もしかしたら既にナレッジメカニクスで酷い仕打ちを受けた後かもしれない。それでも遺品だけでも回収できれば、と思ったが――どうやらここしばらくは人体実験の材料を他からも融通してもらっていたらしく、レプターラからはかなり小出しにしていたという。
監禁場所の情報もアズハルはベンジャミルタに伝えた。
「これならレネーシャの妹もまだ生きてるかもしれないな……」
「レネーシャさんの!?」
「ああ、リオニャにも伏せていたが彼女はテン・レシャウ騎士団の騎士団長なんだ。力技で同行するために形だけ俺の嫁になったわけだね」
「えぇっ!?」
驚いたリオニャは手で口を覆いながら言う。
「てっきり好き合っているものとばかり……」
「あ、ええと……俺が好いて結婚したのはリオニャさんだけだ。とはいえ君の持つ重婚の文化にはちゃんと納得して――」
「へ? よかったぁ~……ベンジャミルタさん、わたし女性のパートナーが出来たので後で紹介しますね!」
「ぱ」
口を「ぱ」の音の形のままに硬直したベンジャミルタはそれ以上言葉が出て来ないようだったが、影がクエスチョンマークをいくつも作り、そして数秒経ってから「!?」に変わって彼がリオニャの言葉の意味を理解したことが見て取れた。

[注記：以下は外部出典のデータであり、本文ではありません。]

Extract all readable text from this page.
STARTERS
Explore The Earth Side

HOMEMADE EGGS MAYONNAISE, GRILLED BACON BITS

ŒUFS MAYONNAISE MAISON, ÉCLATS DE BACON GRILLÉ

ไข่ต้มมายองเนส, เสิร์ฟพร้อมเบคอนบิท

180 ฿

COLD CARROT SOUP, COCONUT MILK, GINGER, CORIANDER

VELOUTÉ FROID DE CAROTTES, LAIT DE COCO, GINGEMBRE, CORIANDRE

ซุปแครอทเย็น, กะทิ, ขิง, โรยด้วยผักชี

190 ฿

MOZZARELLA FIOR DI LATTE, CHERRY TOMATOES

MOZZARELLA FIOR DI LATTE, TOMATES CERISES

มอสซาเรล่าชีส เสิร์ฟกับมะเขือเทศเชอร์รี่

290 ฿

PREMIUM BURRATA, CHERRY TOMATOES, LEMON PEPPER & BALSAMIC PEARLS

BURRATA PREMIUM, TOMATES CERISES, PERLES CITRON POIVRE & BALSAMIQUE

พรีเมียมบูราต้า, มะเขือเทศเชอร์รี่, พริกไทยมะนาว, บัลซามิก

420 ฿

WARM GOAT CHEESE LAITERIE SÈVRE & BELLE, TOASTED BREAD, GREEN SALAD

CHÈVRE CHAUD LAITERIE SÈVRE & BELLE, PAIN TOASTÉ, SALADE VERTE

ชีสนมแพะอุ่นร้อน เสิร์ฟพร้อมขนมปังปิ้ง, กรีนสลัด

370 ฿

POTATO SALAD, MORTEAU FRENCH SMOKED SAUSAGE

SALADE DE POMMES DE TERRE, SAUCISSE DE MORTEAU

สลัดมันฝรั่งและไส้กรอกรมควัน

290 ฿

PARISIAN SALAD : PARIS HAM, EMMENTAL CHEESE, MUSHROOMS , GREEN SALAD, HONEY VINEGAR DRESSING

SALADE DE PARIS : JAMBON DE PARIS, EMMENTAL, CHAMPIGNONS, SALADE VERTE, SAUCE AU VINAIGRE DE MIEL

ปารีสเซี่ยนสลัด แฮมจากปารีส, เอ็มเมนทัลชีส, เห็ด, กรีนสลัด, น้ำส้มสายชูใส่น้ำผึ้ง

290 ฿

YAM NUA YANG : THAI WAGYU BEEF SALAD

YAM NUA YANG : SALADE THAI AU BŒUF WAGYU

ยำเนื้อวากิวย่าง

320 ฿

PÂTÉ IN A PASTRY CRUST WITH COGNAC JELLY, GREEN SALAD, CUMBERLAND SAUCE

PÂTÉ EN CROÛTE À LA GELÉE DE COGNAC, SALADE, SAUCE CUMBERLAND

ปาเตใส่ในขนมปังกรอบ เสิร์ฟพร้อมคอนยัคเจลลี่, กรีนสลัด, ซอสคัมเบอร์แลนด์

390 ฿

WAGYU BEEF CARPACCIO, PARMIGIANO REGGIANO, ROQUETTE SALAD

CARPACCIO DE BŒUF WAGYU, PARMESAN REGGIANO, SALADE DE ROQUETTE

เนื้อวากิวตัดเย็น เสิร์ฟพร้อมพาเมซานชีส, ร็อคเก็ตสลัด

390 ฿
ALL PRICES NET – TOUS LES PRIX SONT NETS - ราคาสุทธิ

「あっ、その、もしかしてわたし側も重婚するのは嫌なんじゃ……」
「あああいやっ違うよ! びっくりしただけ、びっくりしただけ!」
あたふたしながらベンジャミルタは真っ赤になる。
「俺だって何人も奥さんがいるわけだしね! それにそうやって愛に境界のないリオニャさんが好……ううぅん、俺はこのシチュエーションで何を言っているんだ」
前髪越しに眉間を押さえるベンジャミルタの姿に、ずっと静観していたアズハルがここで初めて穏やかに口元を緩めた。

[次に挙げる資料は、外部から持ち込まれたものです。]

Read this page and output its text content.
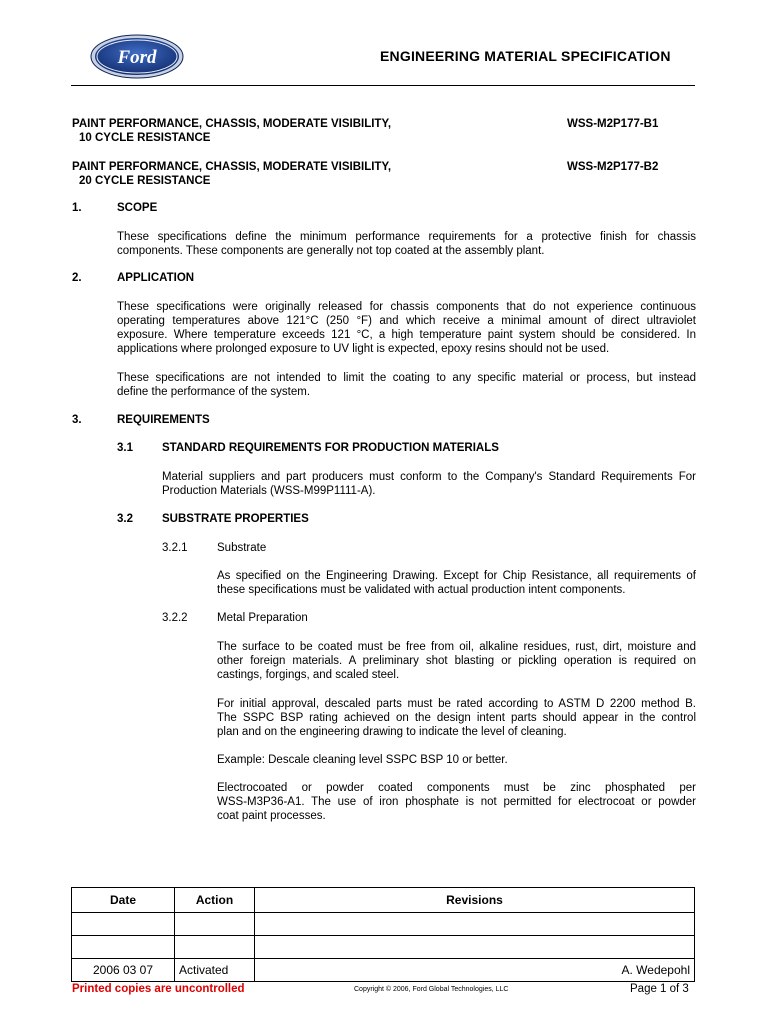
Ford	ENGINEERING MATERIAL SPECIFICATION
PAINT PERFORMANCE, CHASSIS, MODERATE VISIBILITY,
10 CYCLE RESISTANCE
WSS-M2P177-B1
PAINT PERFORMANCE, CHASSIS, MODERATE VISIBILITY,
20 CYCLE RESISTANCE
WSS-M2P177-B2
1.	SCOPE
These specifications define the minimum performance requirements for a protective finish for chassis
components. These components are generally not top coated at the assembly plant.
2.	APPLICATION
These specifications were originally released for chassis components that do not experience continuous
operating temperatures above 121°C (250 °F) and which receive a minimal amount of direct ultraviolet
exposure. Where temperature exceeds 121 °C, a high temperature paint system should be considered. In
applications where prolonged exposure to UV light is expected, epoxy resins should not be used.
These specifications are not intended to limit the coating to any specific material or process, but instead
define the performance of the system.
3.	REQUIREMENTS
3.1	STANDARD REQUIREMENTS FOR PRODUCTION MATERIALS
Material suppliers and part producers must conform to the Company's Standard Requirements For
Production Materials (WSS-M99P1111-A).
3.2	SUBSTRATE PROPERTIES
3.2.1	Substrate
As specified on the Engineering Drawing. Except for Chip Resistance, all requirements of
these specifications must be validated with actual production intent components.
3.2.2	Metal Preparation
The surface to be coated must be free from oil, alkaline residues, rust, dirt, moisture and
other foreign materials. A preliminary shot blasting or pickling operation is required on
castings, forgings, and scaled steel.
For initial approval, descaled parts must be rated according to ASTM D 2200 method B.
The SSPC BSP rating achieved on the design intent parts should appear in the control
plan and on the engineering drawing to indicate the level of cleaning.
Example: Descale cleaning level SSPC BSP 10 or better.
Electrocoated or powder coated components must be zinc phosphated per
WSS-M3P36-A1. The use of iron phosphate is not permitted for electrocoat or powder
coat paint processes.
Date	Action	Revisions

2006 03 07	Activated	A. Wedepohl
Printed copies are uncontrolled	Copyright © 2006, Ford Global Technologies, LLC	Page 1 of 3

「奇妙な婚姻を結んでいるようだが、やはりお前たちは夫婦か」
「はい、そうです。ベンジャミルタさんのおかげでわたしは生き残れたんですよ」
「リオニャさん……」
「ならば……話が纏まったなら早く私を連行し、子供のもとへ戻るがいい」
連行の際には部屋の魔石を持ってきてくれ、でないとお前の仲間と合流する前に私の命が尽きるぞ、と。

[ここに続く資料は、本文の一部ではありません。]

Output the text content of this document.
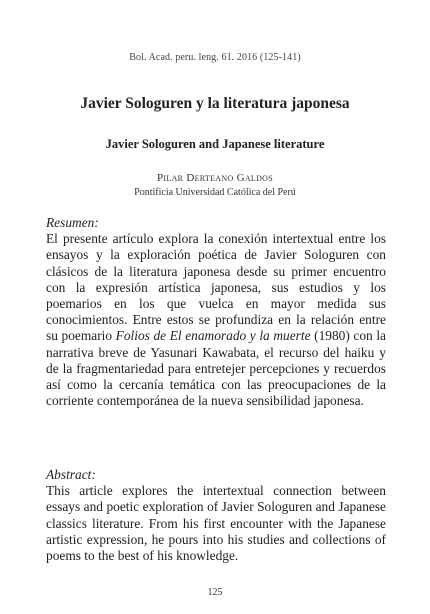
Bol. Acad. peru. leng. 61. 2016 (125-141)
Javier Sologuren y la literatura japonesa
Javier Sologuren and Japanese literature
Pilar Derteano Galdos
Pontificia Universidad Católica del Perú
Resumen:
El presente artículo explora la conexión intertextual entre los ensayos y la exploración poética de Javier Sologuren con clásicos de la literatura japonesa desde su primer encuentro con la expresión artística japonesa, sus estudios y los poemarios en los que vuelca en mayor medida sus conocimientos. Entre estos se profundiza en la relación entre su poemario Folios de El enamorado y la muerte (1980) con la narrativa breve de Yasunari Kawabata, el recurso del haiku y de la fragmentariedad para entretejer percepciones y recuerdos así como la cercanía temática con las preocupaciones de la corriente contemporánea de la nueva sensibilidad japonesa.
Abstract:
This article explores the intertextual connection between essays and poetic exploration of Javier Sologuren and Japanese classics literature. From his first encounter with the Japanese artistic expression, he pours into his studies and collections of poems to the best of his knowledge.
125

アズハルがそこまで言ったところでベンジャミルタの背後の壁が真っ黒になった。――否、影が爆発でもしたように広がっているのだ。本人はまだ真顔だったが、口を半開きにした後にリオニャを見て「子?」と問う。
問いというより鳴き声である。
リオニャは満面の笑みで頷いた。
「ベンジャミルタさんとわたしの赤ちゃんですよ~。さっき生まれたんです!」
「さっきだと?」
「さっき……?」
「はい、あっちの建物に隠れてる時に!」
壊されたけどきっと皆と一緒に逃げてくれてます、とリオニャは力強く言い――さすがに生まれたタイミングまで知らなかったアズハルは今まで見たことのないような顔で固まり、衝撃の連撃を受けたベンジャミルタはその場に尻もちをついたのだった。
――そんなリオニャの視界の端に砂埃が見えた。
高出力の風魔法で移動している誰かがいる、と理解したところで、それが背の高いベルクエルフに担がれたメルカッツェと小脇に抱えられたバルドだと気がつく。
同じくそれに気がついたベンジャミルタが「俺の仲間だよ」とリオニャに伝えた。
まずはバルドとメルカッツェの二人と合流できそうだ。
その後はミドラたちを探して合流し、アズハルの件を伝え、説明や今後の指示に奔走することになる。
忙しくなりそうだという予感がしたが――それは胸を圧し潰すようなものではなく、リオニャはいつも通りの笑みを浮かべて三人に手を振った。